La Roumanie incitée à respecter l’Etat de droit avant sa présidence de l’UE

European Commission President Jean-Claude Juncker

La Commission européenne a appelé une nouvelle fois Bucarest à respecter l’Etat de droit avant sa présidence semestrielle de l’Union européenne le 1er janvier 2019, lors d’un débat mardi au Parlement européen avec le président Klaus Iohannis.

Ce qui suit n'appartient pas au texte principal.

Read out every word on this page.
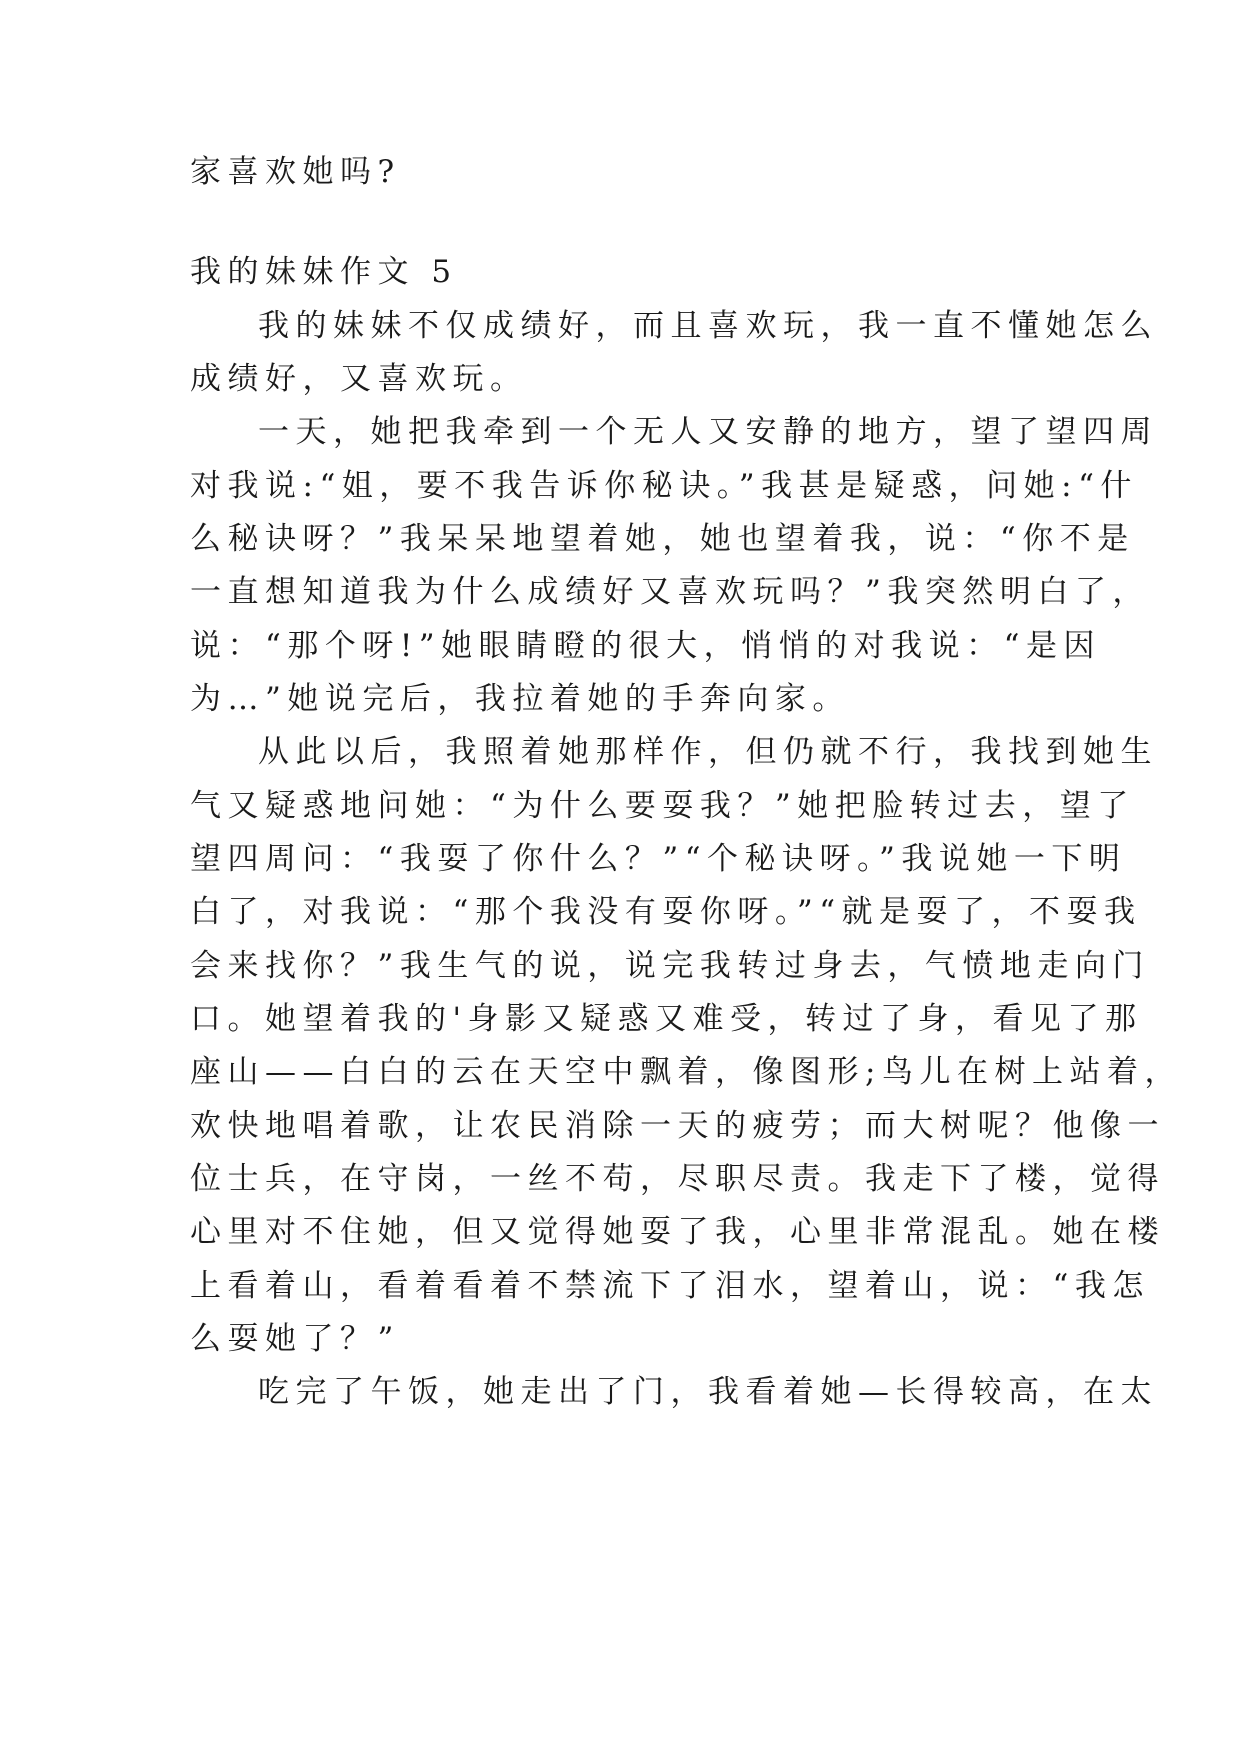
家喜欢她吗?
我的妹妹作文 5
我的妹妹不仅成绩好，而且喜欢玩，我一直不懂她怎么
成绩好，又喜欢玩。
一天，她把我牵到一个无人又安静的地方，望了望四周
对我说:“姐，要不我告诉你秘诀。”我甚是疑惑，问她:“什
么秘诀呀？”我呆呆地望着她，她也望着我，说：“你不是
一直想知道我为什么成绩好又喜欢玩吗？”我突然明白了，
说：“那个呀!”她眼睛瞪的很大，悄悄的对我说：“是因
为…”她说完后，我拉着她的手奔向家。
从此以后，我照着她那样作，但仍就不行，我找到她生
气又疑惑地问她：“为什么要耍我？”她把脸转过去，望了
望四周问：“我耍了你什么？”“个秘诀呀。”我说她一下明
白了，对我说：“那个我没有耍你呀。”“就是耍了，不耍我
会来找你？”我生气的说，说完我转过身去，气愤地走向门
口。她望着我的'身影又疑惑又难受，转过了身，看见了那
座山——白白的云在天空中飘着，像图形;鸟儿在树上站着，
欢快地唱着歌，让农民消除一天的疲劳；而大树呢？他像一
位士兵，在守岗，一丝不苟，尽职尽责。我走下了楼，觉得
心里对不住她，但又觉得她耍了我，心里非常混乱。她在楼
上看着山，看着看着不禁流下了泪水，望着山，说：“我怎
么耍她了？”
吃完了午饭，她走出了门，我看着她—长得较高，在太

« Je souhaite que la Roumanie adhère à l’espace Schengen, mais elle ne doit pas hypothéquer cela en se détournant des principes de l’Etat de droit », a averti le président de l’exécutif bruxellois Jean-Claude Juncker après l’intervention du président libéral roumain devant les députés européen réunis en plénière à Strasbourg.

« Je souhaite qu’en Roumanie il y ait un consensus pour la lutte contre la corruption, sinon la Commission européenne aura beaucoup de mal pour ses recommandations et pour les faire adopter à l’unanimité », a-t-il prévenu.

Le processus d’adhésion à l’espace Schengen impose une recommandation favorable de la Commission européenne et l’unanimité des pays membres.

Les candidatures de la Roumanie et de la Bulgarie sont bloquées depuis 2007. Le président Iohannis a été prié par les élus européens d’intervenir pour éviter une dégradation de l’Etat de droit due aux réformes du système judiciaire entreprises par le gouvernement social-démocrate dirigé par Mme Viorica Dancila.

« Nous sommes extrêmement préoccupés par les réformes douteuses qui sapent le système judiciaire et par l’affaiblissement du code pénal qui sape la lutte contre la corruption », a lancé le chef de file du groupe des Libéraux et Démocrates européen (ALDE) Guy Verhofstadt.

« Je vous demande de ne pas suivre l’exemple de pays comme la Pologne et la Hongrie qui se sont engagés sur la voie de l’autocratie », a ajouté l’ancien Premier ministre libéral belge. « J’espère que vous allez vous engager », lui a demandé le représentant du groupe socialiste Josef Weidenholzer.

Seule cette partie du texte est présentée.